Vivimos en una cultura que ha normalizado el agotamiento. Es común estar estresado. Es común dormir mal. Es común vivir inflamado, ansioso, desconectado. Es común sentirse triste sin saber por qué. Y lo más preocupante: lo vemos como algo “normal”.
Pero cuando alguien decide hacer cambios —orar, leer, guardar silencio, cuidar su cuerpo, priorizar su paz mental— entonces parece extraño. Exagerado. Radical. La pregunta es: ¿Y si lo extraño no es sanar… sino vivir enfermos?
Normalizamos lo que nos enferma
Hemos aprendido a aceptar como parte de la vida:
Comida que no nos nutre
Alcohol como escape emocional
Sedentarismo
Exceso de pantallas
Desconexión humana
Niebla mental constante
Pero juzgamos al que elige disciplina. Al que se levanta temprano para moverse. Al que apaga el celular. Al que decide cuidar lo que piensa y lo que consume. La sociedad aplaude la productividad extrema, pero no el descanso. Celebra el ruido, pero incomoda el silencio.

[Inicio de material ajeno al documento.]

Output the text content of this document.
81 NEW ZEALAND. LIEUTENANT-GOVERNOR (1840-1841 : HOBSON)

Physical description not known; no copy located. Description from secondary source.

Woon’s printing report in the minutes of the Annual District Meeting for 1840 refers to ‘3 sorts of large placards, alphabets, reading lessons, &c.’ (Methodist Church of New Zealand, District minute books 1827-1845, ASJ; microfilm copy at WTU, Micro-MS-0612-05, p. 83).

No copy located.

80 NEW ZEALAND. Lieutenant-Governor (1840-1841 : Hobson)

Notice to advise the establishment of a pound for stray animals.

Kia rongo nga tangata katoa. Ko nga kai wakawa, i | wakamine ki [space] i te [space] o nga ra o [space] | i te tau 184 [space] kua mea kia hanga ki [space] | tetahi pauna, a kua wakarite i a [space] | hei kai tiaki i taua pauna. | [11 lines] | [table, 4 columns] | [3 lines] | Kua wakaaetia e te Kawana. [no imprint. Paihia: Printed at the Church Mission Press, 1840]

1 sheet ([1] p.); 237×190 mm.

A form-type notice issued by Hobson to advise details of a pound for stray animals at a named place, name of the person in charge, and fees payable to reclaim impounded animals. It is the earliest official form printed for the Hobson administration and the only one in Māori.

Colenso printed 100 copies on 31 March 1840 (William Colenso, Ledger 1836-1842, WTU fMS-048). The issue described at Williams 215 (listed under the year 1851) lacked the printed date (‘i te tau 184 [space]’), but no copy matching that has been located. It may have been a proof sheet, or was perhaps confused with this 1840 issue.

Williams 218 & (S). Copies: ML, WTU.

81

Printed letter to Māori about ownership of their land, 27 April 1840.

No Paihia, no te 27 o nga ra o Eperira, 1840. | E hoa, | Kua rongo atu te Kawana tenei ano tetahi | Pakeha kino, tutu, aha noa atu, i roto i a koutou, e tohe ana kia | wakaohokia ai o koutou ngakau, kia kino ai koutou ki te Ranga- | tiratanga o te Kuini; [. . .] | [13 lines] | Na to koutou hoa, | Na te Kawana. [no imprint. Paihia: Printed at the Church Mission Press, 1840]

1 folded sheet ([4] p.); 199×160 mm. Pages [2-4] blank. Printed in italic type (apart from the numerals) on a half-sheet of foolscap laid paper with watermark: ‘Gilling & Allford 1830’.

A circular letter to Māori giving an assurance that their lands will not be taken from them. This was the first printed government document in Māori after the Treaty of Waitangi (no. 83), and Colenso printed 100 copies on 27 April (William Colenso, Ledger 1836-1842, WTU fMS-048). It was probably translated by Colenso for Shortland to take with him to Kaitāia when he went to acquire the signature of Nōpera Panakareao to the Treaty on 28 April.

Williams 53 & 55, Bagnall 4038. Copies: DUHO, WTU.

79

Sanar se siente raro… porque no es común
Si hoy te sientes “diferente” por querer cambiar tu estilo de vida, por buscar a Dios, por trabajar en tu salud mental o por proteger tu energía, no estás mal. Estás despertando.
Despertar implica cuestionar lo que antes dabas por hecho. Implica incomodar sistemas que prefieren que sigas distraído.Implica elegir conscientemente. Y eso no siempre será comprendido por todos.
Tu salud es integral
Tu salud no es solo lo que comes. Tu salud es:
Lo que piensas
Cómo te hablas
Cómo te mueves
Con quién te rodeas
Lo que consumes mental y espiritualmente
El ritmo al que vives
El cuerpo refleja lo que el alma sostiene. La inflamación no siempre empieza en el intestino; a veces empieza en el estrés crónico, en la autoexigencia constante, en la desconexión interior.

Volver a lo esencial
Sanar no siempre significa añadir más cosas. Muchas veces significa quitar. Quitar ruido. Quitar hábitos que no te construyen. Quitar relaciones que drenan. Quitar distracciones que anestesian.
Todo lo anterior para volver a lo básico:
Movimiento diario
Comida real
Descanso profundo
Espiritualidad
Conexiones auténticas
Paz interior
No estás loco. No estás sola.
Si priorizar tu bienestar te hace sentir “diferente”, recuerda esto: No estás roto. No estás exagerando. No estás huyendo de la realidad. Estás eligiendo salud en una cultura que normaliza el desequilibrio. Y eso es valentía.